Zijian He,Peixin Chen,Guangrun Wang,Guanbin Li,Philip H.S. Torr,Liang Lin
2024-07-15
Abstract:Video virtual try-on aims to generate realistic sequences that maintain garment identity and adapt to a person's pose and body shape in source videos. Traditional image-based methods, relying on warping and blending, struggle with complex human movements and occlusions, limiting their effectiveness in video try-on applications. Moreover, video-based models require extensive, high-quality data and substantial computational resources. To tackle these issues, we reconceptualize video try-on as a process of generating videos conditioned on garment descriptions and human motion. Our solution, WildVidFit, employs image-based controlled diffusion models for a streamlined, one-stage approach. This model, conditioned on specific garments and individuals, is trained on still images rather than videos.

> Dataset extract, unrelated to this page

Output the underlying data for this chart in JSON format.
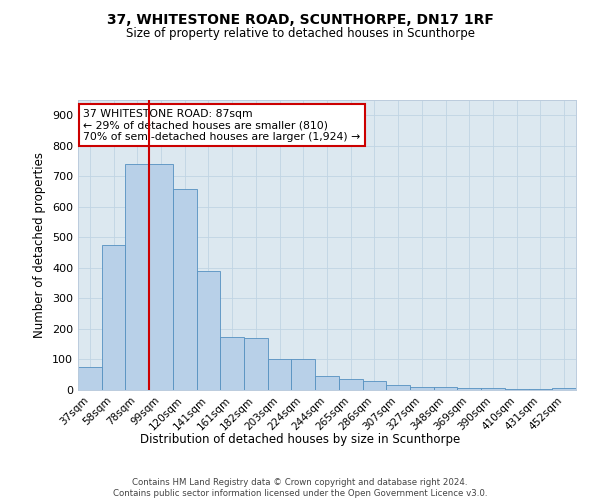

It leverages diffusion guidance from pre-trained models including a video masked autoencoder for segment smoothness improvement and a self-supervised model for feature alignment of adjacent frame in the latent space. This integration markedly boosts the model's ability to maintain temporal coherence, enabling more effective video try-on within an image-based framework. Our experiments on the VITON-HD and DressCode datasets, along with tests on the VVT and TikTok datasets, demonstrate WildVidFit's capability to generate fluid and coherent videos. The project page website is at <a class="link-external link-http" href="http://wildvidfit-project.github.io" rel="external noopener nofollow">this http URL</a>.
Computer Vision and Pattern Recognition
What problem does this paper attempt to address?

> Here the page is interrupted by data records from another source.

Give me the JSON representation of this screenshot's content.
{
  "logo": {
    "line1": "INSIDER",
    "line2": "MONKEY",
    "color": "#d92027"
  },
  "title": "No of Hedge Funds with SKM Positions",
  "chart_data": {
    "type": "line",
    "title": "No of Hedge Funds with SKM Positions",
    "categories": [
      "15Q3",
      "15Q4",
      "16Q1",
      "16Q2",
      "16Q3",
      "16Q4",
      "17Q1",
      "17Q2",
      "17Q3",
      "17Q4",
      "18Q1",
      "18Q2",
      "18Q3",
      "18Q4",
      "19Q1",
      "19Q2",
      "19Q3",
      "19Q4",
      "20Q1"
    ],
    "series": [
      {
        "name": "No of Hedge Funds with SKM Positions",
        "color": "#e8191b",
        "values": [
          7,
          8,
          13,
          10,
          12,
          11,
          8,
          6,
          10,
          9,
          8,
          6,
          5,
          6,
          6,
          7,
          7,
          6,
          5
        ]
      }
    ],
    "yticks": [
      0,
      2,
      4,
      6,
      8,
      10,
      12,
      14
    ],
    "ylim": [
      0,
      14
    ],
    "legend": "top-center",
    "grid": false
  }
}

This paper attempts to solve several key problems in Video Virtual Try - On (VVT). These problems mainly focus on how to generate realistic video sequences that can maintain the characteristics of clothing and adapt to the posture and body shape changes of the characters in the source video. Specifically, the paper focuses on the following aspects: 1. **Complex human motion and occlusion handling**: Traditional image - based methods rely on deformation and fusion techniques and perform poorly when dealing with complex limb motions and occlusions, which limits their effectiveness in video try - on applications. The method proposed in this paper aims to overcome this challenge by using an image - based controlled diffusion model to handle complex limb motion and occlusion problems. 2. **Data and computing resource requirements**: Video - based models require a large amount of high - quality data and computing resources. The paper proposes a framework that does not require video training and is trained only with static images, thereby reducing the requirements for data and computing resources. 3. **Temporal coherence**: In order to generate smooth and coherent videos, the paper introduces a diffusion - guided module, which uses a pre - trained video mask auto - encoder and a self - supervised model to improve the smoothness of video segments and the feature alignment between adjacent frames, thereby enhancing temporal consistency. 4. **Generalization ability**: The method proposed in this paper performs well in videos in the "wild" environment and can handle complex dance movements and dynamic postures, thanks to its robustness and generalization ability in complex scenes. In summary, the main objective of this paper is to develop an efficient, robust method that can generate high - quality video virtual try - on results in complex environments, and through technological innovation, it has solved the deficiencies of existing methods in handling complex motions, data requirements, and temporal coherence.